To your left there is a traffic light - with a button at chest-height.

There is a pedestrian crossing here, but the indicator's indications are negative.

To the north, the train station is steadily recycling pedestrians - one enters, one leaves.

[Look at monorail]

A solid idea: Light-rail suspended above the ground, to provide more granular transport around the city. You could see how this would help to de-cluster the CBD.

But, in application - the monorail is just for tourists, regional visitors. The carriages are too comfortable, the tickets too expensive.

Now it is just a punctual reminder of the city's inability to execute a simple idea.

[Look at people]

Everybody is so well-groomed. Hair is well-aligned, shoes glossy.

Their gait has a peculiar stilted quality - you can hear the inner monologues:


"Just have to keep this skirt unwrinkled until I walk past the boss"

"Just have to keep this fringe neat until I walk past the HR girl"

You attempt a smile, but it is quickly caught in the current and washed downstream.


[Look at traffic light]

It's meaningless. Red - they go, Green - they go.

Taxi drivers, bus drivers, truck drivers - they are far above the traffic laws in this country.

After all - it's not 'fair' to fine somebody for 'just doing their job'.

Tastes a bit like Nuremberg.

[Look at pedestrian crossing]

It's a defined subset of the street at which you can cross when a defined light is a defined color.

If you think too hard about this business, everything becomes so meaningless and contextual that the whole world falls apart.
 

[Look at button]

You read somewhere that these buttons were deactivated a long time ago, and that the pedestrian crossings simply activate at each light change.

But that was a report from London.

The local government can barely coordinate across electorates, much less large spans of water.

[Look at station]

You picture the station as a massive, cartoonish head - chomping up and down on commuters.

Somehow it's not comforting like it should be.

You get a strange urge to play 90s console games.


[Use button]

Don't think about the germs.
Don't think about the germs.
Don't think about the germs.

You press the button.

You think about the germs.

[Use button]


You press the button repeatedly.

When you were younger, somebody suggested that the timer resets upon repeated pressing.
The suggestion irritated you then, and it still irritates you now.

You resolve to punch that person in the eye if you see them again.


[Use button]

You press the button again - and it begins to beep impatiently.

Success.

[Use button] - repeat

The crossing is safe.

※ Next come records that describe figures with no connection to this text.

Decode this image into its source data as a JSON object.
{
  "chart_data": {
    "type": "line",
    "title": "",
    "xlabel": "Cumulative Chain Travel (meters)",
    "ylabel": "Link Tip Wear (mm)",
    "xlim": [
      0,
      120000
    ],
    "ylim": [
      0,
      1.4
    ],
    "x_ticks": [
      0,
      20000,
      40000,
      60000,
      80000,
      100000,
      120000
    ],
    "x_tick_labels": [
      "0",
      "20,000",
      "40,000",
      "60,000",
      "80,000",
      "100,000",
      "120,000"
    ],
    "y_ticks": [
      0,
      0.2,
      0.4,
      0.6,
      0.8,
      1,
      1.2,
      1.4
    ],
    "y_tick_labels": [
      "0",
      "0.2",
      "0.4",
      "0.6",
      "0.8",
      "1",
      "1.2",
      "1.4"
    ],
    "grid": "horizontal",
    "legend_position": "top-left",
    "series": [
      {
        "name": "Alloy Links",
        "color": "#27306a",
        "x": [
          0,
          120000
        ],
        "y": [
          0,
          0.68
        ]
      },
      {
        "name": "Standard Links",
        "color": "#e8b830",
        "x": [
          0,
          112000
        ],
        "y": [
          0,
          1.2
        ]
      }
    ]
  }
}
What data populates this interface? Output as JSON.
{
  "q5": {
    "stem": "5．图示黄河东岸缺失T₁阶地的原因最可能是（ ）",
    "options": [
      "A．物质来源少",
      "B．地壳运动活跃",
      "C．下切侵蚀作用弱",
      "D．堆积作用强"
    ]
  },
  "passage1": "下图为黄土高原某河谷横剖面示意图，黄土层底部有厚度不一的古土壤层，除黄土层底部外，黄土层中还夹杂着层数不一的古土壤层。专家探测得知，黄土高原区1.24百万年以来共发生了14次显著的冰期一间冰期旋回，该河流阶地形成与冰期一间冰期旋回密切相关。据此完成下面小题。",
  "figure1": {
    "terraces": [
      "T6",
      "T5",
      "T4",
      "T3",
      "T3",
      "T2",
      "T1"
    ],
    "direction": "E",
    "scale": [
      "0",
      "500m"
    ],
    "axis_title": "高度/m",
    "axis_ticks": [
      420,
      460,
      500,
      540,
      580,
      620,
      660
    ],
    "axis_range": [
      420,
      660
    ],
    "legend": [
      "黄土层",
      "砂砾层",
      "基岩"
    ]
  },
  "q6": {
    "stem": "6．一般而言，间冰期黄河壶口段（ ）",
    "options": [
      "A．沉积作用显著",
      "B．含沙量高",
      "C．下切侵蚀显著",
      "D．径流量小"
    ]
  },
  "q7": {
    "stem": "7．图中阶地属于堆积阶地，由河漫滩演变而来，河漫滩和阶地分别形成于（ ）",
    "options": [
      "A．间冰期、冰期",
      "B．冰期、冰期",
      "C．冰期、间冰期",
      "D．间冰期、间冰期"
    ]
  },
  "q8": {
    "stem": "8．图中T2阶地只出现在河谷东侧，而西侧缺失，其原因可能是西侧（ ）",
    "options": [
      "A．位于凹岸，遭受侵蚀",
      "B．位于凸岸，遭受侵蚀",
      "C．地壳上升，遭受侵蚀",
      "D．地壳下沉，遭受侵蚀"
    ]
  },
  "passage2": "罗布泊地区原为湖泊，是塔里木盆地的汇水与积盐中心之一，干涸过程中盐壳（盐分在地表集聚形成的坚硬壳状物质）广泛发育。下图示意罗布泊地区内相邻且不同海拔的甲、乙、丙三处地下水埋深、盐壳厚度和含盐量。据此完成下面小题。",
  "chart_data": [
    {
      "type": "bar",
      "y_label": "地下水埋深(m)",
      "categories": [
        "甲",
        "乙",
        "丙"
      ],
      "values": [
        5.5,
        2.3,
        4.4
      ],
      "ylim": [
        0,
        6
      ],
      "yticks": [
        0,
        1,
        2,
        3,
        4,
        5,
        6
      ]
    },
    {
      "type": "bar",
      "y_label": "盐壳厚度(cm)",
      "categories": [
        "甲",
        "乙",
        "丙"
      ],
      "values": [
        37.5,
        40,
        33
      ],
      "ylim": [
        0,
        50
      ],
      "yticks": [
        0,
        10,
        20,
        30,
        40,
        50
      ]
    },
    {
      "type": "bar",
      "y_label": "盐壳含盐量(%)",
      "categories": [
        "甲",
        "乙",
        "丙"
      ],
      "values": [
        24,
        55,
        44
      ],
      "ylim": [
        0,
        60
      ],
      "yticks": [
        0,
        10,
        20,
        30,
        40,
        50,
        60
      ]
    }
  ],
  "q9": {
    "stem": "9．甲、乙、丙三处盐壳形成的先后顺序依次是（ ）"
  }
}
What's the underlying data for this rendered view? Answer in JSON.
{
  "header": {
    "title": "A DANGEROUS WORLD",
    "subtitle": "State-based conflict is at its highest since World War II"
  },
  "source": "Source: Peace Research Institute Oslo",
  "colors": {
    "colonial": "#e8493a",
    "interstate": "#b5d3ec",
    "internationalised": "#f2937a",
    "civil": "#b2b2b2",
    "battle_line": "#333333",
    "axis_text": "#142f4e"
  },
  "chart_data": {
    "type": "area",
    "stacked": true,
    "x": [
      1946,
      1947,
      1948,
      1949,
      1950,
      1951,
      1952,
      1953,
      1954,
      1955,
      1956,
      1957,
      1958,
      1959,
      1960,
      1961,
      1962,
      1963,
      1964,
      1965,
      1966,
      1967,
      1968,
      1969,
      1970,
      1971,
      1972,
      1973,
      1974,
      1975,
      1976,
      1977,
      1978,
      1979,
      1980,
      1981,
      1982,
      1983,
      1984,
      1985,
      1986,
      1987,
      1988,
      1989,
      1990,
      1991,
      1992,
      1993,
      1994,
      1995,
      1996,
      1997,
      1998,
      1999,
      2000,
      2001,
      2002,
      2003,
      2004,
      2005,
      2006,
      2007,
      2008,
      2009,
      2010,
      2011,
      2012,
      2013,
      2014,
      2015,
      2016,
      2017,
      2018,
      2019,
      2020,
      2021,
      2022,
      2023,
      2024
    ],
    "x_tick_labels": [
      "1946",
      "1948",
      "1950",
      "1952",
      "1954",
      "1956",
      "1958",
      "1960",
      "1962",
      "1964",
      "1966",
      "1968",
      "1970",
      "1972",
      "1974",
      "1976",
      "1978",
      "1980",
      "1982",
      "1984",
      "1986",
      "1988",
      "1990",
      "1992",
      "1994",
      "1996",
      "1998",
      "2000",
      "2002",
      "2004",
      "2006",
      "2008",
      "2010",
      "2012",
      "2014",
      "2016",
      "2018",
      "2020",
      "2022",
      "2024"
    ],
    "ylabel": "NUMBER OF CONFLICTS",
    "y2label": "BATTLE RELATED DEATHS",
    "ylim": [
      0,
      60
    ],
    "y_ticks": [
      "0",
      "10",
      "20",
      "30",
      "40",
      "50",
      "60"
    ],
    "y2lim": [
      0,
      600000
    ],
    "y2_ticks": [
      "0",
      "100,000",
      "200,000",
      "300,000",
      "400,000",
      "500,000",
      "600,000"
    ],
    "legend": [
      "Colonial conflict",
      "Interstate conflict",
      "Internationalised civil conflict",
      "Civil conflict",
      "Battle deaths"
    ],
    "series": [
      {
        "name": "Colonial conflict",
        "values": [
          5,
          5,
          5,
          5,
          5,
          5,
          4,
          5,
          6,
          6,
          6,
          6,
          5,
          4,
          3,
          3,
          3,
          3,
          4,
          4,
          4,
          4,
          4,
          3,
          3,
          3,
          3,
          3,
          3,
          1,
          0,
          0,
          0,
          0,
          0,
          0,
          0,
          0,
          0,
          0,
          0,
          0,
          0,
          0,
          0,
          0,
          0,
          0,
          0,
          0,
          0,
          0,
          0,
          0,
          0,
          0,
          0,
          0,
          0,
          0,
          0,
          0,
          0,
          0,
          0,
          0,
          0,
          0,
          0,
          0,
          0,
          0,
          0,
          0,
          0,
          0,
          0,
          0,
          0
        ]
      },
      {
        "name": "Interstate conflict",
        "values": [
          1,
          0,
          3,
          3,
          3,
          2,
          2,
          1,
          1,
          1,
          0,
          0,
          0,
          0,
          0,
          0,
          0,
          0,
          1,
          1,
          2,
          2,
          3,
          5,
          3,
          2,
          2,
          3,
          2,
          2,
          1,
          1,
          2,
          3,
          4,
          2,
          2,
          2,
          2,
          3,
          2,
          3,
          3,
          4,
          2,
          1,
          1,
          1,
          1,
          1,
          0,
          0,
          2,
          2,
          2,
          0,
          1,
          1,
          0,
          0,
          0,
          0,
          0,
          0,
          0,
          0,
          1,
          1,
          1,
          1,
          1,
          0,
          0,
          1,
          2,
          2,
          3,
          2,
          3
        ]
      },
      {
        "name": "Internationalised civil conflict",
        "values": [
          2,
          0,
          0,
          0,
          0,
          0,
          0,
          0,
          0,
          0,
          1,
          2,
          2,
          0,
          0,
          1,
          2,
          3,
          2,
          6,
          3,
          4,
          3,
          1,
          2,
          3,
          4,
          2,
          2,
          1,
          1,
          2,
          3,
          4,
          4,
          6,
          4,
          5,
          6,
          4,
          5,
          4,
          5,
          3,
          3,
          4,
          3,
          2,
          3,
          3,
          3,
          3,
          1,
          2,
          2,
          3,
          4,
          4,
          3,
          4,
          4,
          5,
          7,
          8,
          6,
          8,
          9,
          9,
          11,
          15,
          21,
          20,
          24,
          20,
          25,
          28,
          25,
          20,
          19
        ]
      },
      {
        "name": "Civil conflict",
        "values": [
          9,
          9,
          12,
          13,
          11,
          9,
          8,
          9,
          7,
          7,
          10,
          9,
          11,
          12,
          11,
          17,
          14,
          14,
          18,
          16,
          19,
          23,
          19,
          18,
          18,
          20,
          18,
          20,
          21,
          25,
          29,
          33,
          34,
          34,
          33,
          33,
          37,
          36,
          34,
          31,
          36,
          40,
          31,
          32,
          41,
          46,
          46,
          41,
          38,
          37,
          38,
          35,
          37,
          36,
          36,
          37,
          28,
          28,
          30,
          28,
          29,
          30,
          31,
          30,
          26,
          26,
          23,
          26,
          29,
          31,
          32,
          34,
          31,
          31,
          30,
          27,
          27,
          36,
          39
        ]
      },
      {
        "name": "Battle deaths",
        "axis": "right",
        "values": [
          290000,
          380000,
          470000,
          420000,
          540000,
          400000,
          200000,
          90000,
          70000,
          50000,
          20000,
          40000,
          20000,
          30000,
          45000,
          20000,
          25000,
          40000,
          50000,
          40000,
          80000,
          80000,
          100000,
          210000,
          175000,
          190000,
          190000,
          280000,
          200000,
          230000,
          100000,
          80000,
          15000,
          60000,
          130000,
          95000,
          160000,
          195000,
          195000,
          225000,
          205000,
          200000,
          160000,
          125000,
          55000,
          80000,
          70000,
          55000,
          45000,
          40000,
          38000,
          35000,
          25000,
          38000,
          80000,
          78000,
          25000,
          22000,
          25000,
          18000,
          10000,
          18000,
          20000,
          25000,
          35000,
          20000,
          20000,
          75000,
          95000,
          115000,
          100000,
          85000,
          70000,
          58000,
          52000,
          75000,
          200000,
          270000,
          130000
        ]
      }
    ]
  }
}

Relatively safe. Better take advantage of it now.

[Look]

You are standing at a busy city intersection. The monorail rains sediment down upon the scene.

A steady stream of people weave their way up and down the path - at intervals across the street.

To your left there is a traffic light - with a button at chest-height.

To the south there is a pedestrian crossing - and the green man is frantically indicating: "Go! You dogs! Go!"


To the north, the train station is steadily recycling pedestrians - one enters, one leaves.